The phrase "trusted networks" briefly made her feel like crying. She wasn't feeling as though she had any.
Now, this obviously addresses some timely issues - and surprisingly enough, by the last 100 pages as the plot becomes clearer, I'm reminded very strongly of Thomas Pynchon's Against the Day. I'm not in any way suggesting that Gibson ripped Pynchon off, just that they do seem to have tapped into some of the same concerns. The informal secret-by-default societies and underground movements, the fractured narrative, the promise of a brave new world around the corner, the "resistance"... it's all vintage Pynchon themes, but Gibson being Gibson, he takes it to different (and considerably less opinionated) places. I'm also reminded of something Umberto Eco wrote in Turning Back the Clock, which I've unfortunately lent to a friend, but which goes something along the lines of how the "Big Brother is watching you" theme is hopelessly antiquated; it can be much scarier to live in a world with 6 billion big brothers all watching each other with no way of knowing who is working for whom.

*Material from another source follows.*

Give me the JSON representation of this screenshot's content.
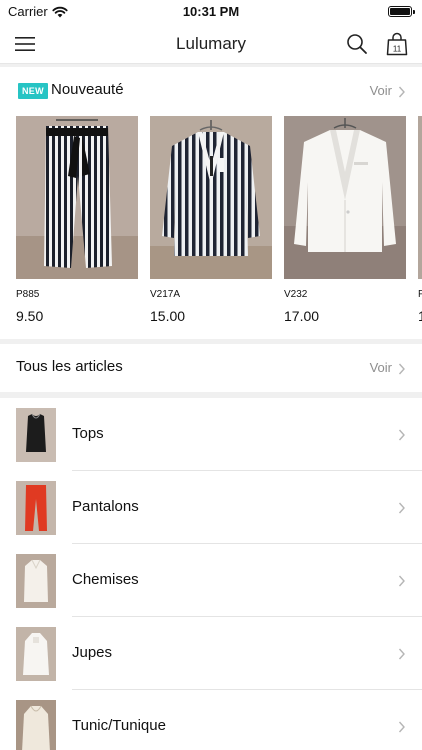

"The pop star, as we knew her" – and here he bowed slightly, in her direction – "was actually an artefact of preubiquitous media."
"Of -?"
"Of a state in which 'mass' media existed, if you will, within the world."
"As opposed to?"
"Comprising it."
Spook Country is a very multifaceted novel, touching upon technology, religion, politics, art, war, capitalism... One of those facets is a thriller, and much like with Pattern Recognition, I find myself intrigued more by the setup than with the actual plot resolution. Not so much because some of it's been done before [hide](been watching Goldfinger, William?)[/hide] but because it feels like there's something disjointed here; as if he hasn't quite thought the plot through all the way, and drops some of the interesting observations on the world in favour of a more plot-driven approach and a somewhat unsatisfactory ending about 2/3 in. It's still very intriguing – hell, I read the last 130 pages or so in one sitting – but some part of me still feels like it's a great exhibition followed by a slightly flawed dismount. His repeating some of the plot devices from Pattern Recognition probably adds to that. That's probably the reason I find myself thinking it could have been better, and I'm only going to give it a strong 4/5. But on a whole, it's a fascinating and more than slightly spooky novel. It feels like Gibson has come full circle, catching up to his younger self as the world has caught up to what, back then, sounded like science fiction, only now with much more meat on his bones. We are living in the future,
We're all driving rocket ships and talkin' with our minds
Wearin' turquoise jewelry and standing in soup lines.